Unhappily, and unlike Scrooge in A Christmas Carol, we don’t often see such opportunities – to learn from the past and change our ways, or to understand what has to be done now to bring about a desired future state – rather we end up clinging blindly to the tattered remnants of the past, or worrying ourselves to a complete standstill, transfixed by the vision of a particular future state.

So we go back to a past experience or situation and simply replay what happened time and time again.  Not to learn lessons, but almost as a means of self-flagellation. “Oh, why did I do that?  Why did I say this? Why did that have to happen right then?”  We beat ourselves up for acting in a certain way and, like a broken record, we allow the same thoughts to come around again to plague us with the same questions:  “If only…” becomes our mantra, as we go round and round on the turntable, becoming sad, miserable, despondent, and ultimately depressed by the continued playback of this familiar recording of events about which we can now do nothing.  
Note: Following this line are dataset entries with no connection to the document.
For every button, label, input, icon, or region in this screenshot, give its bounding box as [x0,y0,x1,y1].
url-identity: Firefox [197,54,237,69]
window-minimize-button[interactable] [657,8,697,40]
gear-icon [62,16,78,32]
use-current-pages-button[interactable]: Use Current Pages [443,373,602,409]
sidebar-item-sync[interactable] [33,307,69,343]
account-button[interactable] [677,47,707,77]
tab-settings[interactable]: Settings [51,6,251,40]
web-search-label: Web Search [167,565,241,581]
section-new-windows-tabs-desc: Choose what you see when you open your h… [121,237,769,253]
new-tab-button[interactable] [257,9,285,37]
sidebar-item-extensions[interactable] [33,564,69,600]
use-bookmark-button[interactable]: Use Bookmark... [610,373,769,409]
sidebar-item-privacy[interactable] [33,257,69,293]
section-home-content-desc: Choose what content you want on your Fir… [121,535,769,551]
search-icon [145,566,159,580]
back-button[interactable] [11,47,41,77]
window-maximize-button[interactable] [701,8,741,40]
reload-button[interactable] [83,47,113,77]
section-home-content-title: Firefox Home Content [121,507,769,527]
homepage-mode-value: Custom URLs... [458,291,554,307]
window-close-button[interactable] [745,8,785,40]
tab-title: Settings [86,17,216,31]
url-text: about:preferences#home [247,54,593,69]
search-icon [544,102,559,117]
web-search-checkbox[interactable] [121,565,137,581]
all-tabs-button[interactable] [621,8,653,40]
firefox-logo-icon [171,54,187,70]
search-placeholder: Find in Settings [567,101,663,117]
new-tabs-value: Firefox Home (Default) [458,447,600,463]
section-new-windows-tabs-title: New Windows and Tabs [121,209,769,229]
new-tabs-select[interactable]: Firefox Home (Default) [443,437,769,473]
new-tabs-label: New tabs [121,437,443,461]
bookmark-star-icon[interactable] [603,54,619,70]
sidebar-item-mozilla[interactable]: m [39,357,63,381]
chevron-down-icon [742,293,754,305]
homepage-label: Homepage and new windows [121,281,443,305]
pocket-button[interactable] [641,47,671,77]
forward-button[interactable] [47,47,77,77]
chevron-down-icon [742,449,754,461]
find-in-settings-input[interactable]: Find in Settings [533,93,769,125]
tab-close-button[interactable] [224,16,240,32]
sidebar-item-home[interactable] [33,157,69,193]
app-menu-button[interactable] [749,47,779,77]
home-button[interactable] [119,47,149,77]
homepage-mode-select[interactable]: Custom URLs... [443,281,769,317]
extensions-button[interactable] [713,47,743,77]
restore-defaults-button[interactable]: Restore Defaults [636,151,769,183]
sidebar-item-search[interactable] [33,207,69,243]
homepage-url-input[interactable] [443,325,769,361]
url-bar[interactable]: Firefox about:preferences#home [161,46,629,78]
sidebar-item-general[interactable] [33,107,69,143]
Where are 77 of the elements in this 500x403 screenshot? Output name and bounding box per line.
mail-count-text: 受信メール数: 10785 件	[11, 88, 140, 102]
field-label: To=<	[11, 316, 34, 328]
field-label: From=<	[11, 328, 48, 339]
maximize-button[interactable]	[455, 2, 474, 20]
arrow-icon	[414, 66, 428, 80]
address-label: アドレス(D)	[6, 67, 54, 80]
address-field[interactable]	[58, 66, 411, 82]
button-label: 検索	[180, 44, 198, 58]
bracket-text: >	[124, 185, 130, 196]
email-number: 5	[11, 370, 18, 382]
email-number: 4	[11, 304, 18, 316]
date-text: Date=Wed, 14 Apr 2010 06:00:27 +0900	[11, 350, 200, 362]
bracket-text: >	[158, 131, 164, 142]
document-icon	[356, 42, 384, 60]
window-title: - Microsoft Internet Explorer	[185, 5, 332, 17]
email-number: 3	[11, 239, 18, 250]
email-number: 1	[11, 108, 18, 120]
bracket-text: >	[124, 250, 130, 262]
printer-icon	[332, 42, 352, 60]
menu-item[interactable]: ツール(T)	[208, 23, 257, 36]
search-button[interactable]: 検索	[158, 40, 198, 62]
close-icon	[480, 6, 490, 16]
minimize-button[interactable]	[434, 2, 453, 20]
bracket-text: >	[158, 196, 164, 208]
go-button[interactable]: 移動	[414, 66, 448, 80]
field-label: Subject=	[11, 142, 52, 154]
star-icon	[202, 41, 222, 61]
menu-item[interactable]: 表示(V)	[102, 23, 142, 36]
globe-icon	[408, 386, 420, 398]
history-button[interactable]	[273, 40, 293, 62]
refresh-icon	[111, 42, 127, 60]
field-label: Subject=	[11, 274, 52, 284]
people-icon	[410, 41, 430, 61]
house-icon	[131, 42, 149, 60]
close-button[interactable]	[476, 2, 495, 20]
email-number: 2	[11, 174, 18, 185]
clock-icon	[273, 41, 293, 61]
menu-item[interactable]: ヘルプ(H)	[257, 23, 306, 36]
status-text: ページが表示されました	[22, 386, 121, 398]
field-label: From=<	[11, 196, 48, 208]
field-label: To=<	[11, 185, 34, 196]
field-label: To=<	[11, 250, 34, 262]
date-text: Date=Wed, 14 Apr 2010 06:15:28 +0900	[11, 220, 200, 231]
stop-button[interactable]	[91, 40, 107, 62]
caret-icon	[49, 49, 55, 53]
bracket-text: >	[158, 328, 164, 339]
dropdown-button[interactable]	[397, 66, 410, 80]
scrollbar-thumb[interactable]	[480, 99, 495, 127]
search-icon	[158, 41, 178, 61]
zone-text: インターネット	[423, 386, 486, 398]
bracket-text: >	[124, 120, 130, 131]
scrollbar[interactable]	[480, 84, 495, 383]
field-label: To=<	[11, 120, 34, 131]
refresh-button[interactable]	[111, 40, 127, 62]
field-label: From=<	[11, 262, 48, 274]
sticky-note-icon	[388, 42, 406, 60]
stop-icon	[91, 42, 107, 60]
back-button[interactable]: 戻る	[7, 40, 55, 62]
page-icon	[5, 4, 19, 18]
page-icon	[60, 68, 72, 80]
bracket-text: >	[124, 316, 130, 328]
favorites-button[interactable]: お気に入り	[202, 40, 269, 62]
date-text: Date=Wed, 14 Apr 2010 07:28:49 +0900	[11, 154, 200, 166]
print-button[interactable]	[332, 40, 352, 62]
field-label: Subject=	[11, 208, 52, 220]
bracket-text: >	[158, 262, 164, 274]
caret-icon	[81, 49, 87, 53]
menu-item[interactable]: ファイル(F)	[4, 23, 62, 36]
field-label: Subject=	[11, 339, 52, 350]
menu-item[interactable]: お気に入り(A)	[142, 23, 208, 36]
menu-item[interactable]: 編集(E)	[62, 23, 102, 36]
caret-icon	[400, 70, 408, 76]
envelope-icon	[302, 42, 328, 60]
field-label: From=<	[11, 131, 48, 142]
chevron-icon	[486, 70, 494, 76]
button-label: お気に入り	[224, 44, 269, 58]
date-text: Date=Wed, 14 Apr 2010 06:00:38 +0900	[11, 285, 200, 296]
Or we become so anxious about a particular future state becoming our reality that we begin to believe that it MUST be true.  That it WILL happen.  That NOTHING we can do can change our destiny.  We become anxious about what we believe is going to be our fate.  Stressed by the consequences of something that has not even happened as yet.

Jon Kabat-Zinn emphasizes that although mindfulness can be cultivated through formal meditation, that’s not the only way. “It’s not really about sitting in the full lotus, like pretending you’re a statue in a British museum,” he says, “It’s about living your life as if it really mattered, moment by moment by moment by moment.”

At Be Awesome Mind, we teach a modern version of Mindfulness.  We don’t employ much in the way of formal meditation techniques, rather we introduce the client to a series of exercises and techniques that do three things:

Help them to remain in the Now.  Working to fully appreciate that the Now in which they find themselves is the only part of their lives that they can actually live and fully appreciate!

Help them to learn to review the past, to accept what has been, and to draw value from those experiences.  To be able to close doors on previous experiences, take the lessons learned, and move forward to live a better Now as a result.

Show them how to think about their future, and see it as a virtually limitless range of opportunities, and learning that actions they put in place in the Now really can determine which of those futures they are most likely to experience in the fullness of time.